Design-matrix helpers¶
Python helper classes for the out-of-RAM backends. Used in place of a numpy array when fitting:
design = skein_glm.MmapDesignF64("X.bin", n_rows=n, n_cols=p)
model = skein_glm.MCPPathRegressor(...).fit(design, y)
Estimators with mmap / chunked support sniff isinstance(x, ...) to
route through to the corresponding _mmap / _chunked PyO3 entry
points. v1 estimator coverage: MCPPathRegressor and
LogisticMCPPathRegressor. Other estimators raise a clear error
if handed a Mmap* or Chunked* design — expanding coverage is
mechanical and tracked on the M4.x roadmap.
See Concepts: Backends for the storage model and when to use each helper.
Memory-mapped (single file)¶
- class skein_glm.mmap.MmapDesignF64(path, n_rows, n_cols)[source]¶
Bases:
objectReference to an on-disk column-major f64 matrix.
The constructor validates dimensions against file size; it does not open the mapping (the Rust side mmaps lazily inside each _mmap solve).
- Parameters:
path (str | os.PathLike)
n_rows (int)
n_cols (int)
- class skein_glm.mmap.MmapDesignF32(path, n_rows, n_cols)[source]¶
Bases:
objectReference to an on-disk column-major f32 matrix.
Half the bytes per element vs. MmapDesignF64, with f32→f64 conversion done on each column read inside the solver. Equivalent to the f64 path up to f32 truncation error (~1e-7 relative).
- Parameters:
path (str | os.PathLike)
n_rows (int)
n_cols (int)
Row-block-chunked (multiple files)¶
- class skein_glm.mmap.ChunkedDesignF64(chunks, n_cols)[source]¶
Bases:
objectReference to a row-block-chunked on-disk f64 matrix.
Each chunk is a separate column-major raw f64 file with the same n_cols. The solver streams chunk-by-chunk, accumulating Σ_chunks X_chunk[:, j]ᵀ v_chunk for each col_dot call.
Use when n is too large for a single mmap (or your data pipeline already produces shards). Construct from a list of (path, n_rows_per_chunk) tuples; total n_rows is the sum.
>>> chunks = [("chunk_0.bin", 10_000_000), ... ("chunk_1.bin", 10_000_000), ... ("chunk_2.bin", 7_345_678)] >>> design = skein_glm.ChunkedDesignF64(chunks, n_cols=50_000) >>> model = skein_glm.MCPPathRegressor(...).fit(design, y)

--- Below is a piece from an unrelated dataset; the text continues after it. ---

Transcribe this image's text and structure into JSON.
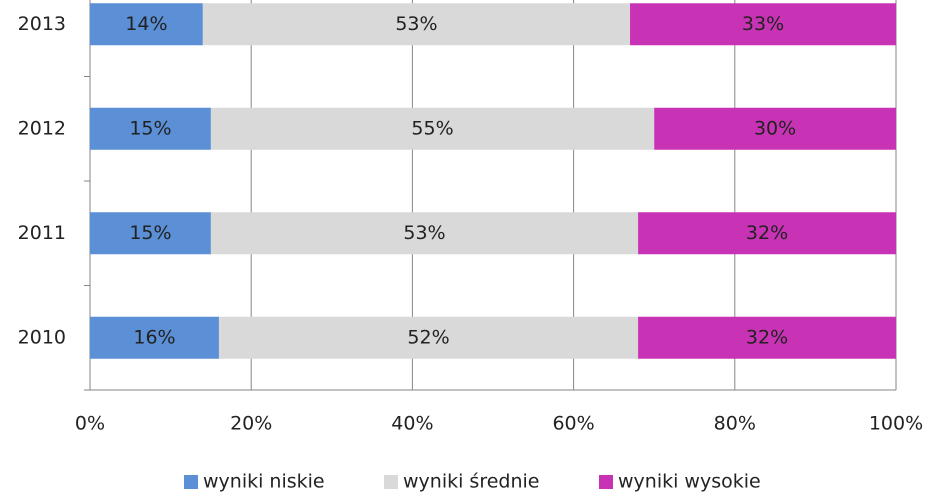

- class skein_glm.mmap.ChunkedDesignF32(chunks, n_cols)[source]¶
Bases:
objectReference to a row-block-chunked on-disk f32 matrix.
Same as ChunkedDesignF64 but each chunk holds 4-byte values. Halves the disk footprint and page-cache pressure; pays the same f32→f64 cast on each column read as MmapDesignF32.